Mais, selon les conditions météo, tout peut devenir plus compliqué. La veille de l’épreuve, je ne dors pas très bien. Et le stress durant la course est total pour nous tous. Nous avons de lourdes responsabilités jusqu’à la fin. Mais le superbe spectacle et la réussite d’une telle épreuve en valent bien la peine ! ».

 

Encore des améliorations.

Soucieuse de se perfectionner, l'équipe organisatrice avait réalisé de nombreux aménagements: travaux de piste, nouveau télésiège « coupe du monde », neige artificielle en totalité, aire d'arrivée remodelée. Les derniers travaux sur les nouvelles plates-formes surélevées de l'aire d'arrivée se sont terminés fin juin 2004. Un meilleur confort et un panorama encore plus grandiose s'offriront au public. Ces aménagements vont ainsi permettre un accueil de qualité auprès des invités, des partenaires et de toutes les personnalités du monde alpin, à proximité de la foule d'admirateurs. Ambiance garantie ! Depuis 2002, la Verte des Houches a énormément évoluée. Laissez-nous vous présenter ces aménagements qui font la fierté de toute une vallée.

Des investissements pour un évènement majeur.

Afin de répondre au cahier des charges de la Fédération internationale de ski, l'organisation a mis en ouvre dès mi-août 2002 des travaux de grande envergure.

Une nouvelle piste

Les premiers valeureux descendeurs à avoir défié la Verte au siècle dernier auraient sans doute un peu de mal à la reconnaître. Depuis l'édition du Kandahar en janvier 2000 et la victoire de l'Autrichien Hermann Maier en deux minutes, la piste de descente a été modifiée pour la plus grande - et indispensable - sécurité des coureurs.

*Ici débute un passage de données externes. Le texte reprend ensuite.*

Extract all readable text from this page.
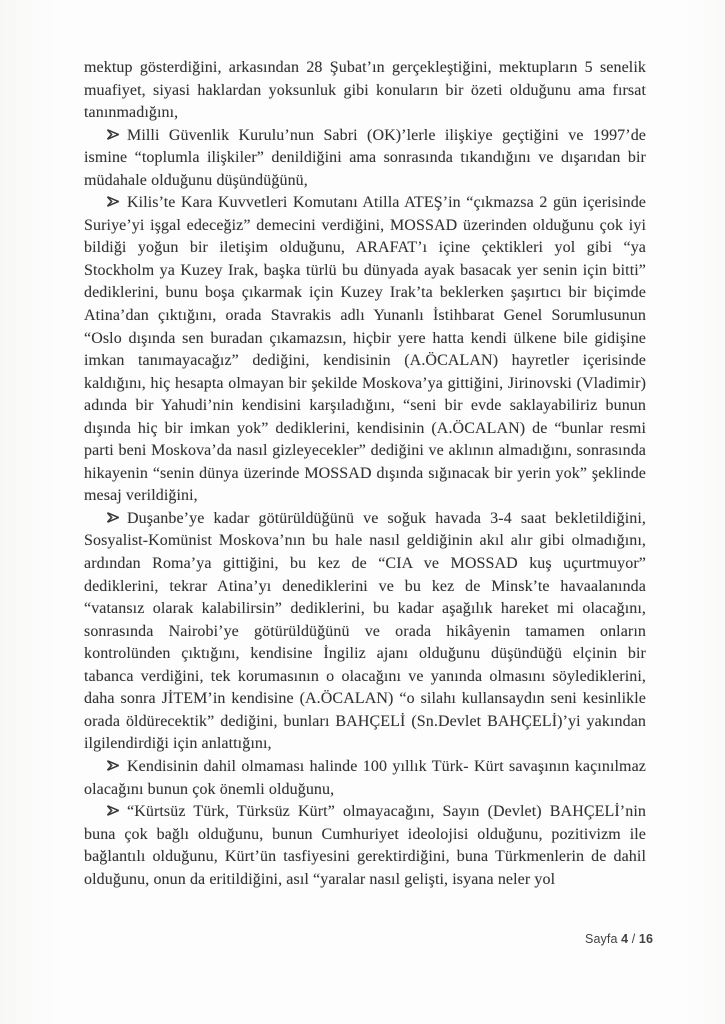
mektup gösterdiğini, arkasından 28 Şubat’ın gerçekleştiğini, mektupların 5 senelik muafiyet, siyasi haklardan yoksunluk gibi konuların bir özeti olduğunu ama fırsat tanınmadığını,

Milli Güvenlik Kurulu’nun Sabri (OK)’lerle ilişkiye geçtiğini ve 1997’de ismine “toplumla ilişkiler” denildiğini ama sonrasında tıkandığını ve dışarıdan bir müdahale olduğunu düşündüğünü,

Kilis’te Kara Kuvvetleri Komutanı Atilla ATEŞ’in “çıkmazsa 2 gün içerisinde Suriye’yi işgal edeceğiz” demecini verdiğini, MOSSAD üzerinden olduğunu çok iyi bildiği yoğun bir iletişim olduğunu, ARAFAT’ı içine çektikleri yol gibi “ya Stockholm ya Kuzey Irak, başka türlü bu dünyada ayak basacak yer senin için bitti” dediklerini, bunu boşa çıkarmak için Kuzey Irak’ta beklerken şaşırtıcı bir biçimde Atina’dan çıktığını, orada Stavrakis adlı Yunanlı İstihbarat Genel Sorumlusunun “Oslo dışında sen buradan çıkamazsın, hiçbir yere hatta kendi ülkene bile gidişine imkan tanımayacağız” dediğini, kendisinin (A.ÖCALAN) hayretler içerisinde kaldığını, hiç hesapta olmayan bir şekilde Moskova’ya gittiğini, Jirinovski (Vladimir) adında bir Yahudi’nin kendisini karşıladığını, “seni bir evde saklayabiliriz bunun dışında hiç bir imkan yok” dediklerini, kendisinin (A.ÖCALAN) de “bunlar resmi parti beni Moskova’da nasıl gizleyecekler” dediğini ve aklının almadığını, sonrasında hikayenin “senin dünya üzerinde MOSSAD dışında sığınacak bir yerin yok” şeklinde mesaj verildiğini,

Duşanbe’ye kadar götürüldüğünü ve soğuk havada 3-4 saat bekletildiğini, Sosyalist-Komünist Moskova’nın bu hale nasıl geldiğinin akıl alır gibi olmadığını, ardından Roma’ya gittiğini, bu kez de “CIA ve MOSSAD kuş uçurtmuyor” dediklerini, tekrar Atina’yı denediklerini ve bu kez de Minsk’te havaalanında “vatansız olarak kalabilirsin” dediklerini, bu kadar aşağılık hareket mi olacağını, sonrasında Nairobi’ye götürüldüğünü ve orada hikâyenin tamamen onların kontrolünden çıktığını, kendisine İngiliz ajanı olduğunu düşündüğü elçinin bir tabanca verdiğini, tek korumasının o olacağını ve yanında olmasını söylediklerini, daha sonra JİTEM’in kendisine (A.ÖCALAN) “o silahı kullansaydın seni kesinlikle orada öldürecektik” dediğini, bunları BAHÇELİ (Sn.Devlet BAHÇELİ)’yi yakından ilgilendirdiği için anlattığını,

Kendisinin dahil olmaması halinde 100 yıllık Türk- Kürt savaşının kaçınılmaz olacağını bunun çok önemli olduğunu,

“Kürtsüz Türk, Türksüz Kürt” olmayacağını, Sayın (Devlet) BAHÇELİ’nin buna çok bağlı olduğunu, bunun Cumhuriyet ideolojisi olduğunu, pozitivizm ile bağlantılı olduğunu, Kürt’ün tasfiyesini gerektirdiğini, buna Türkmenlerin de dahil olduğunu, onun da eritildiğini, asıl “yaralar nasıl gelişti, isyana neler yol

Sayfa 4 / 16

En effet, l'engagement physique et la technicité de la discipline nécessitent une adaptation constante des règles de sécurité. A la suite de nombreux accidents, la FIS a imposé le renfort de tous les filets.

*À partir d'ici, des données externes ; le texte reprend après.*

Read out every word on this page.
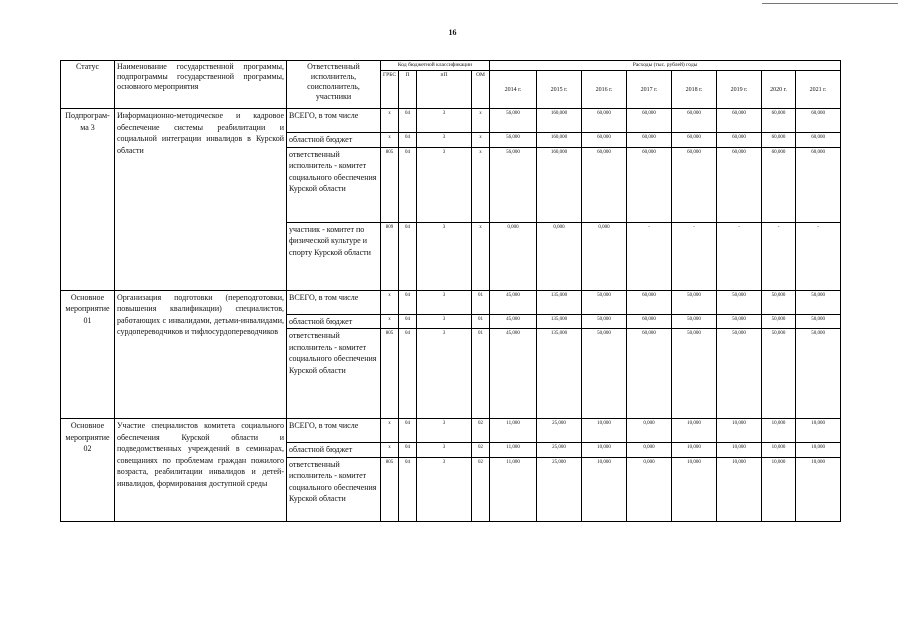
16
Статус	Наименование государственной программы, подпрограммы государственной программы, основного мероприятия	Ответственный исполнитель, соисполнитель, участники	Код бюджетной классификации				Расходы (тыс. рублей) годы							
			ГРБС	П	пП	ОМ	2014 г.	2015 г.	2016 г.	2017 г.	2018 г.	2019 г.	2020 г.	2021 г.
Подпрограм-ма 3	Информационно-методическое и кадровое обеспечение системы реабилитации и социальной интеграции инвалидов в Курской области	ВСЕГО, в том числе	х	04	3	х	56,000	160,000	60,000	60,000	60,000	60,000	60,000	60,000
		областной бюджет	х	04	3	х	56,000	160,000	60,000	60,000	60,000	60,000	60,000	60,000
		ответственный исполнитель - комитет социального обеспечения Курской области	805	04	3	х	56,000	160,000	60,000	60,000	60,000	60,000	60,000	60,000
		участник - комитет по физической культуре и спорту Курской области	809	04	3	х	0,000	0,000	0,000	-	-	-	-	-
Основное мероприятие 01	Организация подготовки (переподготовки, повышения квалификации) специалистов, работающих с инвалидами, детьми-инвалидами, сурдопереводчиков и тифлосурдопереводчиков	ВСЕГО, в том числе	х	04	3	01	45,000	135,000	50,000	60,000	50,000	50,000	50,000	50,000
		областной бюджет	х	04	3	01	45,000	135,000	50,000	60,000	50,000	50,000	50,000	50,000
		ответственный исполнитель - комитет социального обеспечения Курской области	805	04	3	01	45,000	135,000	50,000	60,000	50,000	50,000	50,000	50,000
Основное мероприятие 02	Участие специалистов комитета социального обеспечения Курской области и подведомственных учреждений в семинарах, совещаниях по проблемам граждан пожилого возраста, реабилитации инвалидов и детей-инвалидов, формирования доступной среды	ВСЕГО, в том числе	х	04	3	02	11,000	25,000	10,000	0,000	10,000	10,000	10,000	10,000
		областной бюджет	х	04	3	02	11,000	25,000	10,000	0,000	10,000	10,000	10,000	10,000
		ответственный исполнитель - комитет социального обеспечения Курской области	805	04	3	02	11,000	25,000	10,000	0,000	10,000	10,000	10,000	10,000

Ainsi, au niveau de la "bosse Ericksen" et du "Schuss Battendier", des "filets A" (4 mètres de hauteur) ont été rajoutés et doublés. Ces filets sont posés dès l'automne.
20 kilomètres de "filets B" seront également aménagés le long de la descente,sur des cannes plastiques. Deux à trois rangées seront disposées dès les premières chutes.
Tout le long du parcours, de haut en bas et sur plusieurs rangées, les filets servent de protection indispensable et nécessaire pour la sécurité des coureurs et du public.
La progression des athlètes et l'évolution du matériel ont amené le traceur officiel de la FIS, Helmut Schmalz, à moderniser le tracé.
Il dispose désormais de zones de dégagement plus grandes et d'une nouvelle courbe obtenue par terrassement au niveau de la "bosse de la Rupe".